You probably don’t want people commenting on other comments, but Marc Myers seems to be projecting too much of his own point of view onto the reactions of Bird and Hawk. I don’t see any expression of remorse or discomfort by Hawkins – just mutual digging and appreciation by both of them. Hawkins’ solo is beautiful, and Bird appreciates it, just as Hawkins appears to groove to Bird. And one can just as easily read Bird’s response to Buddy Rich as mocking disbelief at the bombastic drummer’s unhip antics, but that would be my opinion.
Larry Beckhardt
Not apropos of Charlie Parker, but if you live in or around New York City and your interests include chamber music, do yourself a favor and visit Mr. Beckhardt’s website, Hellgate Harmonie. It will tell you about performances in the kinds of places Mozart frequented in Vienna in the late 1780s. You might hear fine music for the price of a beer or a cup of coffee. Intriguing.
Doug,
The story behind that Billie Holiday/Prez segment on The Sound Of Jazz was told me by Gerry Mulligan, who was also there. Prez was not in good shape at the rehearsal, and the Basie alumni group he was supposed to play with complained about having him with them. Billie said, “Let him play with me,” and during the rehearsal, Prez played weakly, trying to put some ideas together for his solo. On the take, he really pulled himself together and, though not physically strong, played a lovely chorus. It was his triumph over his condition that evoked the expression on Billie’s face that was caught by the camera.
Bill Crow
Mr. Crow, as nearly everyone knows, was the bassist with Mulligan’s quartet and, later, his Concert Jazz Band. He is the author of Jazz Anecdotes and From Birdland to Broadway, essential inclusions in every two-foot shelf of books about jazz.
Comments: Military Bands
One of the pleasures of living in the Washington, D.C. area (there ARE some), is that the three main military jazz bands make their homes here.
One of the better concerts I attended this past year was at George Washington University, where the Airmen of Note, the U-S Air Force’s jazz group, played host to the great guitarist Pat Martino. The band was inspired by Martino’s presence and the guitarist clearly dug being surrounded by such a talented big band, an experience I expect he doesn’t get to enjoy every day. And, of course, the icing on these GI jazz “cakes”: not a penny is charged for admission.
The Army Blues, the Navy’s Commodores and the Airmen all present periodic concerts in the DC area at attractive sites like the U-S Capitol steps, the Navy Memorial and various local parks, in addition to their tours around the country.

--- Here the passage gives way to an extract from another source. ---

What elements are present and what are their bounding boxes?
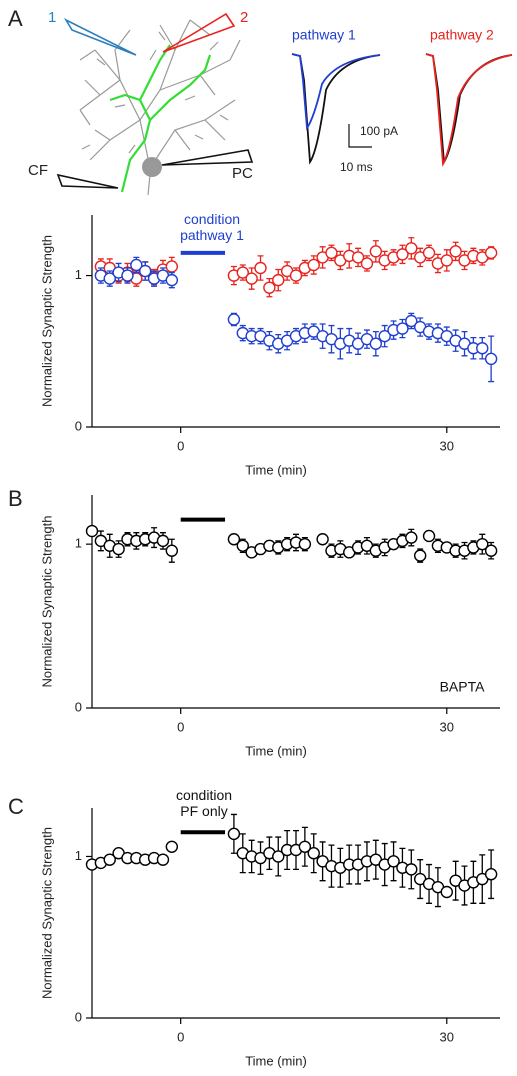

Hard to say which of the three bands is “best”. Each of them is worth hearing any time you get the opportunity.
John Birchard
Devra Hall, aka DevraDoWrite, sent this about military bands:
Joe Williams is one of the many jazz artists who loved to work with the
The Airmen of Note, the premiere Air Force band that was for many years
under the baton of Col. Gabriel. For about a year (2003-2004) I wrote a
monthly column for MilitaryMusic.com. Here are links to a couple of
those pieces still archived online:
Military History 101: Warrant Officers —
Song Notes: From WAAC to WAC to WAF —
And here’s a link to Patriotic Jazzmen, my blog post from last July4th. —
Devra
Good reports. Carry on. I’ll be in the area all day.